How do you find out what the students are interested in, especially on the first day of class? An idea may be to use more commonly know interests for the age group at first and through experience with the class find out more specific individual interests.
The slogan may then be rewritten:
Get to know your students and their interests. Use their interests and personalities as guides and approach material in ways that they will find interesting.Second Slogan: Set them to work on a good problem
Analysis
What is meant by good? What is good? How do you "set them to work"?
If you define a good problem as one that is of interest to the student, involves some higher order thinking and not just memorization of busy work, then I think you may have something. By using their interests and asking them to investigate topics that use those interests a teacher can do a lot of science with his or her students.
The slogan may then be rewritten:
With knowledge of students interests a teacher can use those interests to develop problems for them to investigate that will produce the desired learning.Third Slogan: Less is More
Analysis
Less what? And how can less of something be more of it? This seams to be a contradiction in terms.

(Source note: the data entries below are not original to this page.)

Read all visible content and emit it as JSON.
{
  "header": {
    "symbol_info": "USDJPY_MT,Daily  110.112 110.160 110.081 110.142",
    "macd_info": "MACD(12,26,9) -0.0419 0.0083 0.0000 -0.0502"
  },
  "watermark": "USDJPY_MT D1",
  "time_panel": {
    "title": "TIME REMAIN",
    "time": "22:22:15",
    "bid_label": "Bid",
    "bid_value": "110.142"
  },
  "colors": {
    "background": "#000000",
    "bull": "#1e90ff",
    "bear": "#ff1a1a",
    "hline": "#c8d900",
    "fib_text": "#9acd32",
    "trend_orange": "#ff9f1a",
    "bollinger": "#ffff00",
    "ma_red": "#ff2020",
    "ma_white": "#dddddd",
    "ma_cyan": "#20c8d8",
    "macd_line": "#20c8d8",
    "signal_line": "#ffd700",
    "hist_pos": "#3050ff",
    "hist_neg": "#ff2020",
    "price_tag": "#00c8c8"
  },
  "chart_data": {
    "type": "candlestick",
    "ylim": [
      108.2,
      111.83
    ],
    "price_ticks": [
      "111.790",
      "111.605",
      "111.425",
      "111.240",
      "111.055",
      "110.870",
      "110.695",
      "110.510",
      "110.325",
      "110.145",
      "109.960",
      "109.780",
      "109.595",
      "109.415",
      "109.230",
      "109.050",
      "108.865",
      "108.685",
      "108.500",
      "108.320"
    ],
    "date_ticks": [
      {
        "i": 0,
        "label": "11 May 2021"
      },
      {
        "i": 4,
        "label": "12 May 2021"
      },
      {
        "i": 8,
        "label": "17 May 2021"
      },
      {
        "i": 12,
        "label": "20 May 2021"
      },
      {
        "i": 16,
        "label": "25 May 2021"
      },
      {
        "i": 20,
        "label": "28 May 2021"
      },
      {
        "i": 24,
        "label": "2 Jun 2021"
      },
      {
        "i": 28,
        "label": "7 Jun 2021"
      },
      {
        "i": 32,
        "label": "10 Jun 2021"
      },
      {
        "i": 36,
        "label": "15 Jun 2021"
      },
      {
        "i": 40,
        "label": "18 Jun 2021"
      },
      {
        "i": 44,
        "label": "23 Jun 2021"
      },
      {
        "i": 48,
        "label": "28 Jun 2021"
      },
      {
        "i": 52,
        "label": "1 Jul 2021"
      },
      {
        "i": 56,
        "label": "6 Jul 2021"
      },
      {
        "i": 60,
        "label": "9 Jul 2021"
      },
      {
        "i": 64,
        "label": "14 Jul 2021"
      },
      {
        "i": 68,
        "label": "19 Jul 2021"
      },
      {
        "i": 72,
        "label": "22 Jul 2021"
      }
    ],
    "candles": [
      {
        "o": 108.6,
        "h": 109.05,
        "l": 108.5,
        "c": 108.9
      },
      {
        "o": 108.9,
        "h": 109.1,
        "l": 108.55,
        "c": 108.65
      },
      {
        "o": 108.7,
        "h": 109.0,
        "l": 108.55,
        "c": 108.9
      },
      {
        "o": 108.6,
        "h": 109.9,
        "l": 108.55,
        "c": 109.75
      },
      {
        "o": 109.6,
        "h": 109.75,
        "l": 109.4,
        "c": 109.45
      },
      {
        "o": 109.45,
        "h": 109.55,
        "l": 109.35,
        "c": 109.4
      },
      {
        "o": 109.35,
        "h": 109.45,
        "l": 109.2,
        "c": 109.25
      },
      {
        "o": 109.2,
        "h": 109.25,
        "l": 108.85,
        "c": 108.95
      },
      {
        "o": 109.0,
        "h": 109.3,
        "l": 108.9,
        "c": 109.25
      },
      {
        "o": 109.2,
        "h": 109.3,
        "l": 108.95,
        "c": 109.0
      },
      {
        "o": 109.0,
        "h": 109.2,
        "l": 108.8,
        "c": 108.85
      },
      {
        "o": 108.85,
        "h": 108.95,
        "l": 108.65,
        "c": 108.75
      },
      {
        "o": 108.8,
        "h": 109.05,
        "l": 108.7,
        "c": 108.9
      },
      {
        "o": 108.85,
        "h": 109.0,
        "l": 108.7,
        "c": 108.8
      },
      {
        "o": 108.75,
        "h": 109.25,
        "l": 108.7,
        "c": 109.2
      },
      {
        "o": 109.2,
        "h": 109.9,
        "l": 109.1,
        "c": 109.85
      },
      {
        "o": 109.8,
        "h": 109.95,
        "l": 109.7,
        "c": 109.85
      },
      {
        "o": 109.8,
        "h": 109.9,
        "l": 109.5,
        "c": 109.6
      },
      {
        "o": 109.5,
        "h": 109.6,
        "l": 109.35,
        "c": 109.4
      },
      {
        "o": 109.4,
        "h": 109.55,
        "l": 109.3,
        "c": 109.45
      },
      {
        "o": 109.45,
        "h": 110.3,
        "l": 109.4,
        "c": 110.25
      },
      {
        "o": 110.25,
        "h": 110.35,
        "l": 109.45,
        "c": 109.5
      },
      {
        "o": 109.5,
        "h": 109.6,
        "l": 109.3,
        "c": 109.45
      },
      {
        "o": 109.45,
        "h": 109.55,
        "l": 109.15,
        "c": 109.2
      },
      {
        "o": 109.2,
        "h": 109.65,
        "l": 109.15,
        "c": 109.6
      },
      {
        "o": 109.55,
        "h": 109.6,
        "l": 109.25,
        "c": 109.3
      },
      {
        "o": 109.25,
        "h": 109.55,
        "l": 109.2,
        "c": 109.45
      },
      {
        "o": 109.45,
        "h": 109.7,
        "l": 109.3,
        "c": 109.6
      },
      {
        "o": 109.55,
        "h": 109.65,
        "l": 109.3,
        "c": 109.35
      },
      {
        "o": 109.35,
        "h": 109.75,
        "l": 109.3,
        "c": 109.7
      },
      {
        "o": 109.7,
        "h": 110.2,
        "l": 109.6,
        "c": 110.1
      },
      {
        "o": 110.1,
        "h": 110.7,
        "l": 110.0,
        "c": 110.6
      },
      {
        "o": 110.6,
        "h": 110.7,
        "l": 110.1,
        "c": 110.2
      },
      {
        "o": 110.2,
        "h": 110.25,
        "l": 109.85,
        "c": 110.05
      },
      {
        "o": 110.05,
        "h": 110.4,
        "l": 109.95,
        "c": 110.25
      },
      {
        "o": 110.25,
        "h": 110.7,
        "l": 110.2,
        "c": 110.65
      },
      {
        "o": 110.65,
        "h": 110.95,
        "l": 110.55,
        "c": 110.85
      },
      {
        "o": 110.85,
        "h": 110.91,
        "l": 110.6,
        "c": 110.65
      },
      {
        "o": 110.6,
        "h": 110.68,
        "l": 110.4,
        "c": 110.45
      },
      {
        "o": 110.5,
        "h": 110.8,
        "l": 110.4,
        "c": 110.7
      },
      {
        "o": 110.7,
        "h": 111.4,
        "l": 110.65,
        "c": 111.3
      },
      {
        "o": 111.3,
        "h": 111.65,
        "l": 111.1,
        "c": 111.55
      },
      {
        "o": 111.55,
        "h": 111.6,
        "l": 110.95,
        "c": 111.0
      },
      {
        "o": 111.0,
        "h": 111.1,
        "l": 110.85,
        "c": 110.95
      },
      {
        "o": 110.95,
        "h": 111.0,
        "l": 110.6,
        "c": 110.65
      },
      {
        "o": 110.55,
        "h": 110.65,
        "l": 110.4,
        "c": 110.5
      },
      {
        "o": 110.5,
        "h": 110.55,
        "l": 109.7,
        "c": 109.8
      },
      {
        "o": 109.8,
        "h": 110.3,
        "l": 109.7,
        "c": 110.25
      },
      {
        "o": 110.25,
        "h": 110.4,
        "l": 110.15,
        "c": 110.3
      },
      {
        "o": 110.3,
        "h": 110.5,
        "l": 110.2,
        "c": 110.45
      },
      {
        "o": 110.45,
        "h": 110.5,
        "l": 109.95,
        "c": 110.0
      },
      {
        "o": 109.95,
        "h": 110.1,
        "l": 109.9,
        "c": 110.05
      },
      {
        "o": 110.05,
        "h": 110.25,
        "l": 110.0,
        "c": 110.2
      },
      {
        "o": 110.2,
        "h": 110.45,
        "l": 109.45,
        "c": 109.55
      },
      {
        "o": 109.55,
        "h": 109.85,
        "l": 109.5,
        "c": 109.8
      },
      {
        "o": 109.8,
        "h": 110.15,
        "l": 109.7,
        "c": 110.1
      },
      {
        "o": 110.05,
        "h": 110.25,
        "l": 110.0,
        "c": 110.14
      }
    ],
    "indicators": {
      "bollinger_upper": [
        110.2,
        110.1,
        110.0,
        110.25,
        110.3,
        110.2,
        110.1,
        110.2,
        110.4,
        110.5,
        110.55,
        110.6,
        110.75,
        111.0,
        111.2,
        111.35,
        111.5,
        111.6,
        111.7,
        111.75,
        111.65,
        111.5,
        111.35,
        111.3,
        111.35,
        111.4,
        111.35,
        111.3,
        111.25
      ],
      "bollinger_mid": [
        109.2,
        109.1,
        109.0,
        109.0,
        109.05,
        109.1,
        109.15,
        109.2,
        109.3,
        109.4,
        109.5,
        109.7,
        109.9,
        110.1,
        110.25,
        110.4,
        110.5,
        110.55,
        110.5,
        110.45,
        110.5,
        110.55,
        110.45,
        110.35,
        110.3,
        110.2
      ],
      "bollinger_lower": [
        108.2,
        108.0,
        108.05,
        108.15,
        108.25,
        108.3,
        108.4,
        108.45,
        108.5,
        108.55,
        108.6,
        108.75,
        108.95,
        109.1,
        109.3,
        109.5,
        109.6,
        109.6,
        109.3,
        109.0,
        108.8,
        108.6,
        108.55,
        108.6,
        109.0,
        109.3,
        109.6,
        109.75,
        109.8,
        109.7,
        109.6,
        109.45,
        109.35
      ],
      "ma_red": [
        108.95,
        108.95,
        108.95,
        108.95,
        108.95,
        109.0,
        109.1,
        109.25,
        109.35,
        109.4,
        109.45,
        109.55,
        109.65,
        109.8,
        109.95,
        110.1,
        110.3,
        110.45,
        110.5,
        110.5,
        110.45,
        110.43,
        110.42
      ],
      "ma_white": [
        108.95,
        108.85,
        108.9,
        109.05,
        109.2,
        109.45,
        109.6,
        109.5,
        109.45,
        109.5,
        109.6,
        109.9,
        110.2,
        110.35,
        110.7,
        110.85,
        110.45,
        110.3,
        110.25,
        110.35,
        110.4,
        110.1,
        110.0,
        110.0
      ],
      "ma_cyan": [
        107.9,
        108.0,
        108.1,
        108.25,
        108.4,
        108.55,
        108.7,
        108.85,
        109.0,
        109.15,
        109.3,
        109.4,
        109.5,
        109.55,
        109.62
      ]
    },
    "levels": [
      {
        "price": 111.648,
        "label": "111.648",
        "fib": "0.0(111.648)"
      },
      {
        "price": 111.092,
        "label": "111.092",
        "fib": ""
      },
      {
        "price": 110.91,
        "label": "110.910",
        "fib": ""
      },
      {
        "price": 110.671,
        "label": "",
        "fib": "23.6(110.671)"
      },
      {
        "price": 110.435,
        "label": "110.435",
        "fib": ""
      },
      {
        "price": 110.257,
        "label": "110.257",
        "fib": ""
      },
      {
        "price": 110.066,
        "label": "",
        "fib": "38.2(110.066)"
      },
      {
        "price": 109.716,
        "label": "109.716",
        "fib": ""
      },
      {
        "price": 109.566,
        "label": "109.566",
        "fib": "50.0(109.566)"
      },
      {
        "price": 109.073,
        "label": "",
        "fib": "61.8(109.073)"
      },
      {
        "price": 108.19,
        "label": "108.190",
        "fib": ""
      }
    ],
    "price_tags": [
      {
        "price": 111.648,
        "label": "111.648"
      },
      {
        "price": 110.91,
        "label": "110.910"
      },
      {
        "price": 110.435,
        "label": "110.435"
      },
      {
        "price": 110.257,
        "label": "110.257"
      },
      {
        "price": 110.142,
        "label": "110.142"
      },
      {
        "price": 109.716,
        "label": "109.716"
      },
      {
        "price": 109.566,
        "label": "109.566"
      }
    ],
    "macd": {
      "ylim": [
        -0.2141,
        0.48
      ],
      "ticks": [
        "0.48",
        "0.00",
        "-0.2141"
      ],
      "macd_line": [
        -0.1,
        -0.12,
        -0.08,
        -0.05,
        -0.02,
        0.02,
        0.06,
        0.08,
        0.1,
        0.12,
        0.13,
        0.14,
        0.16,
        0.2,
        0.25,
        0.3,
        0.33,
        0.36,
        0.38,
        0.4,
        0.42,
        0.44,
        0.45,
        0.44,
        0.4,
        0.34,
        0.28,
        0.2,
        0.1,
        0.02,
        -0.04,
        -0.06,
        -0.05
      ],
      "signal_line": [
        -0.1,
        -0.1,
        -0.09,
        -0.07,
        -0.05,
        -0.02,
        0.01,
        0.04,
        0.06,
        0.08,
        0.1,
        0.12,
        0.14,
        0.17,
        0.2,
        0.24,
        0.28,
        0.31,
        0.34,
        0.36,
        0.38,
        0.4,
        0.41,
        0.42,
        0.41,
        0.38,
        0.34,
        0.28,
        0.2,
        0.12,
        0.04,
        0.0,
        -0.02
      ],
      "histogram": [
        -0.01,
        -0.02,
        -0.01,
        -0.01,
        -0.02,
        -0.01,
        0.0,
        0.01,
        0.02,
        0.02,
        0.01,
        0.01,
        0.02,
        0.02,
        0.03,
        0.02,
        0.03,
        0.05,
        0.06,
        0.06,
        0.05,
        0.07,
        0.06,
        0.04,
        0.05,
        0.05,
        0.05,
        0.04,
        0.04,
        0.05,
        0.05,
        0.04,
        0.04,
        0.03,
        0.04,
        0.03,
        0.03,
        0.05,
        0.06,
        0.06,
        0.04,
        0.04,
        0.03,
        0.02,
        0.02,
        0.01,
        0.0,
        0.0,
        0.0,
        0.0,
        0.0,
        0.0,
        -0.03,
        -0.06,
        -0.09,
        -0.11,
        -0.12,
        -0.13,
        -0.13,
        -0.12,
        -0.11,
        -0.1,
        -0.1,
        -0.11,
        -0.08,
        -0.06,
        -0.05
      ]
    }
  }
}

If what is meant is that, in curriculum development, schools are expected to turn out students that know a large number of topics, it is easy to focus on learning all the topics as isolated facts at the expense of any underlying theme that may connect them. Rather than "covering the water front" (another slogan) schools may be more effective and students better served if the underlying themes were explored and well understood as they may serve as a unifying question that may lead to deeper understanding.
For Example, what good is the ability to analyze a simple electric circuit if a student is memorizing the solution for that circuit and cannot trouble shoot a flashlight? Would it not be better if the student understood how a flash light worked and the physics behind it on an intuitive or conceptual level.
To that end, if teachers can focus on understanding what is electricity and how it behaves, the students can then formulate ways to explain why it behaves that way. Then when they need to analyze a circuit they will be equipped with the basic knowledge to read a text on circuit analysis and figure it out for them selves.
The slogan may then be rewritten:
Find the core material that is behind a body of knowledge. Give the students experience with this core material so that they may understand it. Then additional learning can build on that understanding. Last, let the students do the additional learning later in life as they need it.